It starts from an empty seed set S = ∅,and then iteratively adds into S the node u that leads to the largest increase in E[Ⅰ(S)],until |S| = k.That is,
u = arg max (E[Ⅰ(S∪{v})] - E[Ⅰ(S)]), v∈V.
To address this issue,Kempe et al. propose to estimate E[Ⅰ(S)] to a reasonable accuracy using a Monte Carlo method.To explain,remove the edge with 1 - p(e) probability.
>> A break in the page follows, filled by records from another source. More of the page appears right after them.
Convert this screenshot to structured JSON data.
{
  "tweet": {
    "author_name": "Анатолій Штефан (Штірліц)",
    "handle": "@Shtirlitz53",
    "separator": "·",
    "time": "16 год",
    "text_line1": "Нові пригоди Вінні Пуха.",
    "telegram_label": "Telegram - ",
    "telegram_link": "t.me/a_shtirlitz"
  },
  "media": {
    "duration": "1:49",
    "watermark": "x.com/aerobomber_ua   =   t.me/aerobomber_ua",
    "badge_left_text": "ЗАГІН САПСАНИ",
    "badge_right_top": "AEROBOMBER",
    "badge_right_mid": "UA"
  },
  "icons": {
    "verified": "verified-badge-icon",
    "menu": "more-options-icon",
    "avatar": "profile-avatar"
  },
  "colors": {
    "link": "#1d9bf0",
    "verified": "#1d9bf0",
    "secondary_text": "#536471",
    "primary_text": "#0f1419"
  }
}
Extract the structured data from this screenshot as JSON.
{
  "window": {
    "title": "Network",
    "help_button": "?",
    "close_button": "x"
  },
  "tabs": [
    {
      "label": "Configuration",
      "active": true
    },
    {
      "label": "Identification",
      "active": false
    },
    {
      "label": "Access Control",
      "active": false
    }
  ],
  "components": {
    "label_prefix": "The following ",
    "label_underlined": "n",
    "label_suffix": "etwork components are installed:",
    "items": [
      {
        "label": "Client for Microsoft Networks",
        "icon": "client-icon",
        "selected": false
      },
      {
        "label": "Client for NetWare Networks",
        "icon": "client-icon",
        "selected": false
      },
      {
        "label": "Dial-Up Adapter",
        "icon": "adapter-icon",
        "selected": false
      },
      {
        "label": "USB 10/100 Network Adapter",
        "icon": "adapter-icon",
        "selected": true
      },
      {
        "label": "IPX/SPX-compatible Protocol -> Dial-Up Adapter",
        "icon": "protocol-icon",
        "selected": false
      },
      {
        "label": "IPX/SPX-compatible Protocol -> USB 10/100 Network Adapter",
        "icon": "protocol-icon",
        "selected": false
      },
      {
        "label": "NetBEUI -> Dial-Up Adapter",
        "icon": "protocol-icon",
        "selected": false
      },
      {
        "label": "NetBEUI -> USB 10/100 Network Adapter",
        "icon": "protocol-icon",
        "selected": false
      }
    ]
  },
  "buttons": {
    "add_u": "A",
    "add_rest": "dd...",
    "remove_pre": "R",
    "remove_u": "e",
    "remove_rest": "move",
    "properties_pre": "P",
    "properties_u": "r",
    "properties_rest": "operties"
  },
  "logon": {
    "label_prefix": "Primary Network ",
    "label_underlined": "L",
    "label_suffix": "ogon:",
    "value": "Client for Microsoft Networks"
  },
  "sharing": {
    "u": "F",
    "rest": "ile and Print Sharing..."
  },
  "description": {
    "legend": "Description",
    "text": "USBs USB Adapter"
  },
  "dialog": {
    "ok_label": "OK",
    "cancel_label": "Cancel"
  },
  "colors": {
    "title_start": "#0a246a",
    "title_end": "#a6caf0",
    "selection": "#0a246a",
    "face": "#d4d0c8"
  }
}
Let g be the resulting graph,and R(S) be the set of nodes in g that are reachable from S.Kempe et al. prove that the expected size of R(S) equals E[Ⅰ(S)]. Therefore, to estimate E[Ⅰ(S)],we can first generate multiple instances of g, then measure R(S) on each instance, and finally take the average measurement as an estimation of E[Ⅰ(S)].
Assume that we take a large number r of measurements in the estimation of each E[Ⅰ(S)]. Then, with a high probability, Greedy yields a (1 - 1/e - ε)-approximate solution under the IC model,where ε is a constant that depents on both G and r.In general, Greedy achieves the same approximation ratio under any cascade model where E[Ⅰ(S)] is a submodular function of S.
Although Greedy is general and effective, it incurs significant computation overheads due to its O(kmnr) time complexity.Specifically, it runs in k iterations, each of which requires estimating the expected spread of O(n) node sets. In addition, each estimation of expected spread takes measurements on r graphs, and each measurement needs O(m) time.There lead to an O(kmnr) total running time.